Emili Vilaseca, the person in charge of REI broadcasting in Catalan, suggested to Pujolar that she take a voice test, and so she becoming the first female announcer. She addressed the listeners of the clandestine Radio Pirenaica in Catalan, under the nickname Montserrat Canigó, a job she alternated for years with her study of painting and fine arts at the Nicolae Grigorescu Fine Arts Institute.

== Return to Spain ==
In 1966 the family returned to Paris and Pujolar collaborated with Dolores Ibarruri and Irene Falcón in Mujeres Españolas Antifascistas and worked as a layout artist and illustrator on the editorial staff of Mundo Obrero until 1974.

The death of the Spanish dictator Francisco Franco opened the way for the Spanish transition to democracy. The legalisation of the Communist Party of Spain (PCE) allowed the couple to move to Madrid. Federico Melchor continued to manage the Mundo Obrero publication and was a member of the executive committee of the Communist Party of Spain until his death in 1985. Pujolar devoted herself fully to painting and held three retrospective exhibitions, in Paris in 1992, in the Sala Blanquerna in Madrid in 2002 and in the Francesca Bonnemaison library in Barcelona in 2005.

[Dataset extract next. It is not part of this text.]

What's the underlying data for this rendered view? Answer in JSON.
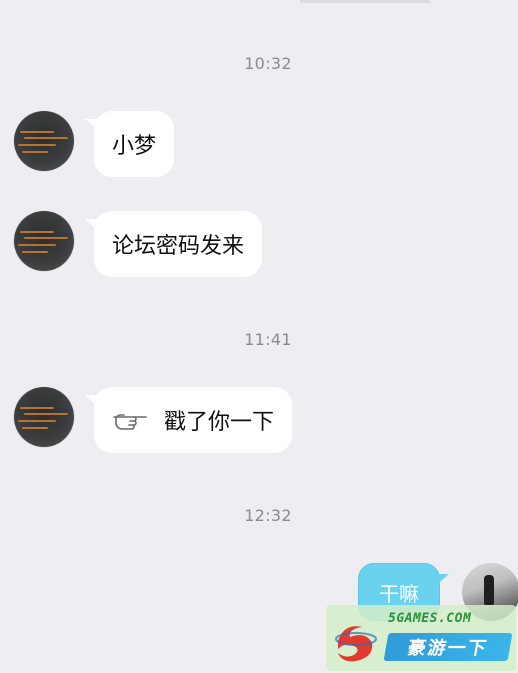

Victòria Pujolar Amat died in Madrid on 24 June 2017, age 95.

== Recognition and commemoration ==
In 2016, Pujolar's son Jorge Amat, a French filmmaker, dedicated the documentary La memoria rota (Broken Memory) to her.

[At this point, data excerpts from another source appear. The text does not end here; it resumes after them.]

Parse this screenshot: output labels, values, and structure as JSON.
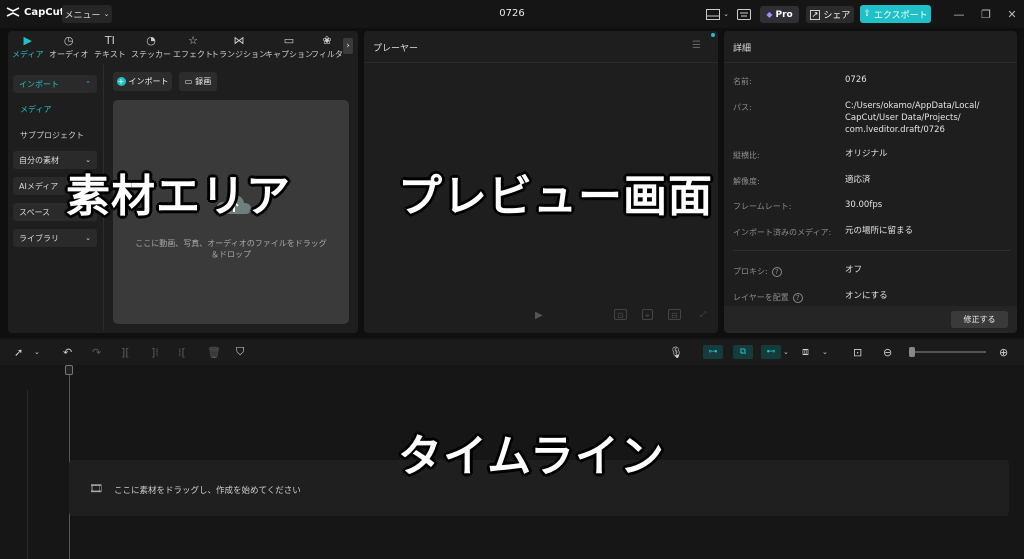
{
  "app": {
    "logo_text": "CapCut",
    "menu_label": "メニュー",
    "project_title": "0726"
  },
  "titlebar": {
    "pro_label": "Pro",
    "share_label": "シェア",
    "export_label": "エクスポート"
  },
  "media_tabs": [
    {
      "label": "メディア",
      "icon": "media-icon"
    },
    {
      "label": "オーディオ",
      "icon": "audio-icon"
    },
    {
      "label": "テキスト",
      "icon": "text-icon"
    },
    {
      "label": "ステッカー",
      "icon": "sticker-icon"
    },
    {
      "label": "エフェクト",
      "icon": "effect-icon"
    },
    {
      "label": "トランジション",
      "icon": "transition-icon"
    },
    {
      "label": "キャプション",
      "icon": "caption-icon"
    },
    {
      "label": "フィルタ",
      "icon": "filter-icon"
    }
  ],
  "sidebar": {
    "import_label": "インポート",
    "media_label": "メディア",
    "subproject_label": "サブプロジェクト",
    "my_assets_label": "自分の素材",
    "ai_media_label": "AIメディア",
    "space_label": "スペース",
    "library_label": "ライブラリ"
  },
  "media": {
    "import_button": "インポート",
    "record_button": "録画",
    "drop_text": "ここに動画、写真、オーディオのファイルをドラッグ＆ドロップ"
  },
  "player": {
    "title": "プレーヤー"
  },
  "details": {
    "title": "詳細",
    "rows": [
      {
        "label": "名前:",
        "value": "0726"
      },
      {
        "label": "パス:",
        "value": "C:/Users/okamo/AppData/Local/ CapCut/User Data/Projects/ com.lveditor.draft/0726"
      },
      {
        "label": "縦横比:",
        "value": "オリジナル"
      },
      {
        "label": "解像度:",
        "value": "適応済"
      },
      {
        "label": "フレームレート:",
        "value": "30.00fps"
      },
      {
        "label": "インポート済みのメディア:",
        "value": "元の場所に留まる"
      },
      {
        "label": "プロキシ:",
        "value": "オフ"
      },
      {
        "label": "レイヤーを配置",
        "value": "オンにする"
      }
    ],
    "modify_button": "修正する"
  },
  "timeline": {
    "drop_text": "ここに素材をドラッグし、作成を始めてください"
  },
  "overlays": {
    "media_area": "素材エリア",
    "preview_screen": "プレビュー画面",
    "timeline": "タイムライン"
  },
  "colors": {
    "accent": "#1ec1c7",
    "panel": "#1e1e1e",
    "background": "#0f0f10"
  }
}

In 2021 the Catalan Women's Institute promoted the commemoration of the centenary of Pujolar's birth, supported by the Government of the Generalitat de Catalunya, including the publication of a biographical book and various exhibitions. In January 2022 the exhibition of her artistic work ‘Victòria Pujolar Amat. Diari Íntim’ was opened at the Felícia Fuster Foundation in Barcelona, curated by the art historian Esther Rodríguez Biosca.

The journalist Elvira Altés curated the exhibition "Qui és Victòria Pujolar Amat?".